When Carmel went to Grier’s home Thursday, the ailing Grier reached out with a Masonic handshake and insisted on standing up.
“When I stopped to visit as his health was rapidly failing four days before his death, he took my hand with the grip of a Master Mason and gave me a huge smile, then, despite his illness, rose to say goodbye to me and the master-elect of Occident Lodge, Ron Robbins of Klipsan,” Carmel said. “He also whispered to me about Ron, ‘That’s the fellow who has done so many great things for the lodge!’”

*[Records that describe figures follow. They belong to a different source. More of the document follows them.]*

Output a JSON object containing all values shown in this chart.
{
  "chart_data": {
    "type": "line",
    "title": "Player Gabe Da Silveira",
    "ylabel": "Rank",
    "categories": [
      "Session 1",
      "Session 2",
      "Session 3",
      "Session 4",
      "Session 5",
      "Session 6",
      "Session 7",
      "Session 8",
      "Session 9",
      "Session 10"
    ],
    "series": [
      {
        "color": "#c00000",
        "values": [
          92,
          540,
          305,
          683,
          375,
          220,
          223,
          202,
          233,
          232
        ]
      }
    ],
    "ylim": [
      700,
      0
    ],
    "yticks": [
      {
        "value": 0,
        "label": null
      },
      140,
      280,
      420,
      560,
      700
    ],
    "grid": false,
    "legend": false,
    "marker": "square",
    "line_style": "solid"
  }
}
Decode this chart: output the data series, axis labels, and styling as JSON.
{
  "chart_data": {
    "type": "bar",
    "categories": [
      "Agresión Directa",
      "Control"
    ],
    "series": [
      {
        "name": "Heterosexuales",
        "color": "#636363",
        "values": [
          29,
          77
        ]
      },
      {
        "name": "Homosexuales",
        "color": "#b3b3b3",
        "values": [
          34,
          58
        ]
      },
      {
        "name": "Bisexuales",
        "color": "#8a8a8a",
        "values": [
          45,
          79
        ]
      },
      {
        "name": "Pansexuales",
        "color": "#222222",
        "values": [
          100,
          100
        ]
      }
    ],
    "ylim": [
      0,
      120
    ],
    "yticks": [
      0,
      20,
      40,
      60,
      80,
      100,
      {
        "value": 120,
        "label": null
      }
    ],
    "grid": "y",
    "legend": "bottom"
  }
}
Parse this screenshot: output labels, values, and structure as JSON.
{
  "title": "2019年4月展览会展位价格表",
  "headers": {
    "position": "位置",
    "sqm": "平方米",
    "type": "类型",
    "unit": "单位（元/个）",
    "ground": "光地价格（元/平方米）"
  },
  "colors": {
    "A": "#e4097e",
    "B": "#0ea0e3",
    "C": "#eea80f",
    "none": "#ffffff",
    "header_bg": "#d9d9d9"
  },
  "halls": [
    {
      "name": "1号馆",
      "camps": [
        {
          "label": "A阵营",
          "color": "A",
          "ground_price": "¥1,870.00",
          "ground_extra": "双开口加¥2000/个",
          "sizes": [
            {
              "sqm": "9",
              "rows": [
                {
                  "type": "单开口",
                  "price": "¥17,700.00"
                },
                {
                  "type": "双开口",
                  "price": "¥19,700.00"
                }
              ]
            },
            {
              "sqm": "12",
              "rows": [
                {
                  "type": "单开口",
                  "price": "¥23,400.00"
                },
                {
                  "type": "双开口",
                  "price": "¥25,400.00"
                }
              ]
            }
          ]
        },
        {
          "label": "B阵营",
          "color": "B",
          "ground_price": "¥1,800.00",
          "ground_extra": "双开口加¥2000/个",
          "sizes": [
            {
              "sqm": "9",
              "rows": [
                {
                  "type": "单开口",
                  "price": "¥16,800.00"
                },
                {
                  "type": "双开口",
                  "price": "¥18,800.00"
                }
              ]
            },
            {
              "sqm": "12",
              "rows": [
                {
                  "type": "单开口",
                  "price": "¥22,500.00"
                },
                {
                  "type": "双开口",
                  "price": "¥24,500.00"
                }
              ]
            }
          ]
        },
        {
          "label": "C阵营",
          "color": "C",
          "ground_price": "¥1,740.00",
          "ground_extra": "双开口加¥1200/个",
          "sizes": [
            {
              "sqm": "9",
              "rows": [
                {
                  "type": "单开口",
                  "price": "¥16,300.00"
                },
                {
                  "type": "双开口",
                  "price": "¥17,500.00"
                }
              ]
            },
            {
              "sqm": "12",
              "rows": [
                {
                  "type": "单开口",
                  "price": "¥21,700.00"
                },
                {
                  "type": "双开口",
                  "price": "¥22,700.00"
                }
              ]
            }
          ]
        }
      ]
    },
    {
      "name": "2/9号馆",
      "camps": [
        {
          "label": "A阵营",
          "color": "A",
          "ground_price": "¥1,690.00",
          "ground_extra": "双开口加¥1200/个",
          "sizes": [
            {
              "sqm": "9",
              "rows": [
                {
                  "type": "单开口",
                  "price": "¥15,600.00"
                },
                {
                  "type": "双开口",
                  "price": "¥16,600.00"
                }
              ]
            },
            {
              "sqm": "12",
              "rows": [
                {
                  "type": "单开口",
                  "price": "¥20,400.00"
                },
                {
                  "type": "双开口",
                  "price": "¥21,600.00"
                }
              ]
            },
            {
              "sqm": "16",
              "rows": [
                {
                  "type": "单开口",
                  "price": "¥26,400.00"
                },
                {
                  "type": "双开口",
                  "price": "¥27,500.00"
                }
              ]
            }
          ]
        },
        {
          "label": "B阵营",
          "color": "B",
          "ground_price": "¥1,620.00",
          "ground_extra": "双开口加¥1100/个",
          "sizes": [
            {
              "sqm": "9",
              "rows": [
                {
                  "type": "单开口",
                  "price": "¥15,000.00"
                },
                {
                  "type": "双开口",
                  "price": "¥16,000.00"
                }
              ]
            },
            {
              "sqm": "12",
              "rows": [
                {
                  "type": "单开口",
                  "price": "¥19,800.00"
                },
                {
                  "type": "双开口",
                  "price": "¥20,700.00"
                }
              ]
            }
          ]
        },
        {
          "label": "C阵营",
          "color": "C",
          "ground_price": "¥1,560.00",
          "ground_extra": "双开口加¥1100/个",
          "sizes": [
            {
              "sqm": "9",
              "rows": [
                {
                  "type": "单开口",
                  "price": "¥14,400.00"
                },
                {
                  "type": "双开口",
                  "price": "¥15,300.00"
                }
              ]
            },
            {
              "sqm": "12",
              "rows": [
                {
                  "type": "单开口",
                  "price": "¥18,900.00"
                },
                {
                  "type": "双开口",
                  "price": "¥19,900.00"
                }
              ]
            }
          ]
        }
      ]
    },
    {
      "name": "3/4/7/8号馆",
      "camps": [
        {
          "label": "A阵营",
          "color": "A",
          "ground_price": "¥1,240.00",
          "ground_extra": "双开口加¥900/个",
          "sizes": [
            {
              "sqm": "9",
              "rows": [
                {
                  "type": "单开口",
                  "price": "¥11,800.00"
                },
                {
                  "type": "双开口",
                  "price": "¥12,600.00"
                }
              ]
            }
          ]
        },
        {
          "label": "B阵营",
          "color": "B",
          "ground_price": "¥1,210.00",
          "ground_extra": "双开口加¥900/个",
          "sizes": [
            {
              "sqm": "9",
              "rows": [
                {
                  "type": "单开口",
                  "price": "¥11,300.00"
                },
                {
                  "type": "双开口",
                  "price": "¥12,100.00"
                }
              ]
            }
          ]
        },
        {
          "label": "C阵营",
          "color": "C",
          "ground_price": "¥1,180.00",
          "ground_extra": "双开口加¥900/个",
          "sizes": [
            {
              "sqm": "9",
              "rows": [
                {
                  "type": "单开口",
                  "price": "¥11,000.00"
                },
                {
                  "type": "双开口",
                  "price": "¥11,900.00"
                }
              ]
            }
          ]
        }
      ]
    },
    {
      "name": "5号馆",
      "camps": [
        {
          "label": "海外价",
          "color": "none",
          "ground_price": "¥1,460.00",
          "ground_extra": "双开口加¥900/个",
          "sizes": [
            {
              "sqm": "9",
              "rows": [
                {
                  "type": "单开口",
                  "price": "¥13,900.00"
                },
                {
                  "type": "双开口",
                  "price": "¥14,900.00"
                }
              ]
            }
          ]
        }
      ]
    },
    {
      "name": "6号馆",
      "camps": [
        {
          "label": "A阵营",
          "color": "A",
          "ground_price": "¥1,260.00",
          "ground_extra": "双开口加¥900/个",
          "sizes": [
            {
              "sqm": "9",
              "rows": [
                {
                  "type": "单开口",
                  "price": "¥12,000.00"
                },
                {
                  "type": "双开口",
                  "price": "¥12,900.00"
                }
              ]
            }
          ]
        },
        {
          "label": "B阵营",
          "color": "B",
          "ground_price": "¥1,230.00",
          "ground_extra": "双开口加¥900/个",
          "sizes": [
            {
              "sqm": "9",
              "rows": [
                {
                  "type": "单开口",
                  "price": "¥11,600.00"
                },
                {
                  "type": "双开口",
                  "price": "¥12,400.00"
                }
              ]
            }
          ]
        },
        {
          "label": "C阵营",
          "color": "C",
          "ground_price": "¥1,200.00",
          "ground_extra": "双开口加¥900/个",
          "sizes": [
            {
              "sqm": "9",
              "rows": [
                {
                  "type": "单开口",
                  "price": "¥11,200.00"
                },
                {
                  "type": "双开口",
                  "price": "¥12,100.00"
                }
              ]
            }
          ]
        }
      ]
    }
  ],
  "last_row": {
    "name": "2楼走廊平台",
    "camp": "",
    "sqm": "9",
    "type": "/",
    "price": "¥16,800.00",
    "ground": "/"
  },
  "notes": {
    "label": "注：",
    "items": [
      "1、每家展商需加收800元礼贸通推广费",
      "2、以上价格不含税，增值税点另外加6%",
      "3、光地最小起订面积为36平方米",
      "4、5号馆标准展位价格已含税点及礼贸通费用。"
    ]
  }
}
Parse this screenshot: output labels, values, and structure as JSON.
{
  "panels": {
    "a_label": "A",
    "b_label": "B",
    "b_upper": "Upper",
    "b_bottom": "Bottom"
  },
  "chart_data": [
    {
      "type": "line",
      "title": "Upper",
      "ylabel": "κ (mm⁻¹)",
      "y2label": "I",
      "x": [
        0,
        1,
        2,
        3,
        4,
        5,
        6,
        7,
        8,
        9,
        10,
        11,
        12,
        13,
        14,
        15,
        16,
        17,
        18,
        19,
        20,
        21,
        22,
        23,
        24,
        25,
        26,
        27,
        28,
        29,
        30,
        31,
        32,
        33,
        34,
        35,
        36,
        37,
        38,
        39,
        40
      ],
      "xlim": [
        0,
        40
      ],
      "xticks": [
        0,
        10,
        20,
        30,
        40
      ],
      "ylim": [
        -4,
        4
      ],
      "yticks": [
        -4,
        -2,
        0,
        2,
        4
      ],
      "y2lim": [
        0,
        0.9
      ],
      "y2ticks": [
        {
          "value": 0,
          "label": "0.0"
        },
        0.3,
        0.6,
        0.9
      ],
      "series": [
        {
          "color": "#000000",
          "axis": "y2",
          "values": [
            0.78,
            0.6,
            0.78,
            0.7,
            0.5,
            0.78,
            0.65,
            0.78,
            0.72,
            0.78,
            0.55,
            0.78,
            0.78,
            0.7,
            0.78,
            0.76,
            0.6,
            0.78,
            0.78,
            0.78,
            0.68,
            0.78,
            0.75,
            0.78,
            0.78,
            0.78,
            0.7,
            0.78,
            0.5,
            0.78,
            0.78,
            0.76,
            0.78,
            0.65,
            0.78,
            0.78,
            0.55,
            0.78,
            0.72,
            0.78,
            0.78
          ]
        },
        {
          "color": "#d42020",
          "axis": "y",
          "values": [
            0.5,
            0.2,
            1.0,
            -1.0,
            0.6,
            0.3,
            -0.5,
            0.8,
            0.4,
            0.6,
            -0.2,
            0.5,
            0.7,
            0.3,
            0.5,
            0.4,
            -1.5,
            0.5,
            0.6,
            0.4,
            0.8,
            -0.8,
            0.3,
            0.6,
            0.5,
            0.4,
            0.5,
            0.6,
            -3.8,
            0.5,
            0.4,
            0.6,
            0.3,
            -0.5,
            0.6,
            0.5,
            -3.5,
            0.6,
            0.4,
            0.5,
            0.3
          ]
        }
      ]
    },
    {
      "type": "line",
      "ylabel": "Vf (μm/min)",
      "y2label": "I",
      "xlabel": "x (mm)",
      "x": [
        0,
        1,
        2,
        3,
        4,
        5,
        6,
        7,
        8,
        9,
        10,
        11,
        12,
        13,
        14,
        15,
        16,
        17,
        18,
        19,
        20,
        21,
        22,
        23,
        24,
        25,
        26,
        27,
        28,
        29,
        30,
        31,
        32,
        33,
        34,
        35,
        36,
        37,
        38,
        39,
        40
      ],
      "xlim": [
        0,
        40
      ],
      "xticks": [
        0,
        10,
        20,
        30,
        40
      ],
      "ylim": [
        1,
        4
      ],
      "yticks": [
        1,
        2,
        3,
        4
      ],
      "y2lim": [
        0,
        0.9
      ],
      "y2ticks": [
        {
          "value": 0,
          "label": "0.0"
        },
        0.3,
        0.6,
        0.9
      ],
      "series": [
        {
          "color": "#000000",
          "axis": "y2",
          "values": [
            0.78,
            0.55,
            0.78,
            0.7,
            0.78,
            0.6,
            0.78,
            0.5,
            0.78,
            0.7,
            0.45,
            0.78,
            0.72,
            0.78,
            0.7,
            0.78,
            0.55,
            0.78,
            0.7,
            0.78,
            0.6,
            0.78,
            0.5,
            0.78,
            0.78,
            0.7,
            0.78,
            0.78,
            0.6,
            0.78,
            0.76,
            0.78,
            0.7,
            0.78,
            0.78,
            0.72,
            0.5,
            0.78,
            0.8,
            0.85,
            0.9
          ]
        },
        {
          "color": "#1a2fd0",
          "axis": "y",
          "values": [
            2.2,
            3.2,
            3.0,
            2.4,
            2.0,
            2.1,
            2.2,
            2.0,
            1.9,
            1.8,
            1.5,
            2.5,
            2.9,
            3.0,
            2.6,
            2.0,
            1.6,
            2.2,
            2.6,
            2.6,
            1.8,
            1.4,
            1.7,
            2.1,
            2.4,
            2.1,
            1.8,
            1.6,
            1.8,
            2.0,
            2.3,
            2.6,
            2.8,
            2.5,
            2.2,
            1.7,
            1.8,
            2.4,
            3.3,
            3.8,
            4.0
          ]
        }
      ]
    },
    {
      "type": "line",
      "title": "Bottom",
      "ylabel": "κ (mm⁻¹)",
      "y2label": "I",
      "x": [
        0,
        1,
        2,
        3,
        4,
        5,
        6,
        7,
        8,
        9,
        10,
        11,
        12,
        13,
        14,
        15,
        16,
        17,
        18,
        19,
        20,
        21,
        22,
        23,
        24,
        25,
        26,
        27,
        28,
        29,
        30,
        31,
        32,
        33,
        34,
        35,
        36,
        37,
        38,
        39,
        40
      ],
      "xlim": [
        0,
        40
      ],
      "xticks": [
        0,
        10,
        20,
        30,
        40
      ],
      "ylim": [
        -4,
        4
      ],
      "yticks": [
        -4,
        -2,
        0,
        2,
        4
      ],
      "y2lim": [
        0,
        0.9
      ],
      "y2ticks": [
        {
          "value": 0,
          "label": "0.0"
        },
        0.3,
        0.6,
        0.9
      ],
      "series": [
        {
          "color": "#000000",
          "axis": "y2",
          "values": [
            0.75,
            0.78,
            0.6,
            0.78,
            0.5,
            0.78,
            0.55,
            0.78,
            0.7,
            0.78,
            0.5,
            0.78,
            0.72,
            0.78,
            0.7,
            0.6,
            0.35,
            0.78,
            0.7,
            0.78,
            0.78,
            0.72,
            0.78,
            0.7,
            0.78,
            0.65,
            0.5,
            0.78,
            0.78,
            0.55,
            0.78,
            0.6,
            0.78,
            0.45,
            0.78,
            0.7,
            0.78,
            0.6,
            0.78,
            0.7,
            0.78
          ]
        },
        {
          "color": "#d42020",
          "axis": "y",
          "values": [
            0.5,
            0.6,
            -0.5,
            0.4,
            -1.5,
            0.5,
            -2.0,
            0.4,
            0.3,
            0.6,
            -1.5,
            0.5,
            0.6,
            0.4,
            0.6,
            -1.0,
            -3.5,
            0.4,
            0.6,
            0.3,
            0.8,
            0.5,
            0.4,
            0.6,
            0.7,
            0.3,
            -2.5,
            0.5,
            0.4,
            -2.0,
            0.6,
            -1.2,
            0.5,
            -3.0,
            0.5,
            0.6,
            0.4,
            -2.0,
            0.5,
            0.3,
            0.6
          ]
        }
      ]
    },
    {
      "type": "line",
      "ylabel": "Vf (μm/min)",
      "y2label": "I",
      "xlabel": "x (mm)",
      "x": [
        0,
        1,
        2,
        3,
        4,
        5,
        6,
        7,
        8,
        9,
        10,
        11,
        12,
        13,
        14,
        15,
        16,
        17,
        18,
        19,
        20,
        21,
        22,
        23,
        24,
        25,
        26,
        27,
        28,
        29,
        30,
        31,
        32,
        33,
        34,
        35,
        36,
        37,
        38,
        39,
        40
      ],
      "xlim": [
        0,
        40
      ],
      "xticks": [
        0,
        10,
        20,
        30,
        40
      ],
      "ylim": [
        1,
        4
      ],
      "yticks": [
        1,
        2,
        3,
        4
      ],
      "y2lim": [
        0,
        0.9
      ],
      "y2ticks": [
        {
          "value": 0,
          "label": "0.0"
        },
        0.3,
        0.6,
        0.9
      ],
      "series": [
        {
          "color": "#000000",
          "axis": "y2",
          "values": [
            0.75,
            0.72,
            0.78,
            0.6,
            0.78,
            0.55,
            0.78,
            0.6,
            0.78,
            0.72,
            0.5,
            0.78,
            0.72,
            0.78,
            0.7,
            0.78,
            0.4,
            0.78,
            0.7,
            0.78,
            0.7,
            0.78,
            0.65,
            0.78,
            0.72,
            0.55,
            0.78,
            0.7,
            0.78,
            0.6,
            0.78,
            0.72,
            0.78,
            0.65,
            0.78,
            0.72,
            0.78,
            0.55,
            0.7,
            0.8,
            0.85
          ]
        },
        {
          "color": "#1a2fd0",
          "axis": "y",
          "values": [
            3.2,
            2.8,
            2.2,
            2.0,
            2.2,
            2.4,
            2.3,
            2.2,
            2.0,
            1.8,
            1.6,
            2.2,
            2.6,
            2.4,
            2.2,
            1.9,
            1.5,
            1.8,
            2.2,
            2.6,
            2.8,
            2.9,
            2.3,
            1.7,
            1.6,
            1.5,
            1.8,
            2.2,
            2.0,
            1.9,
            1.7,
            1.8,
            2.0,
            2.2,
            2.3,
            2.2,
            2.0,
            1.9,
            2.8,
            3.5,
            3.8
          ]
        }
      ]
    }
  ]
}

Robbins was installed as master of the lodge Saturday. Through the beautiful symmetry of small-town connections, that afternoon’s substitute chaplain — offering a special prayer for Grier — was Wiegardt, who served as the lodge’s master in 1962, two years after his friend.
When asked for a tribute to his contemporary, the 85-year-old Wiegardt did not hesitate. “I think the word ‘gentleman’ is a good one,” he said, then added. “A kind gentleman.”
Granddaughter Green echoed that view. “He was the kindest and most sincere man you could meet,” she said. “Anyone who met him would fall in love with him and his wonderful spirit.”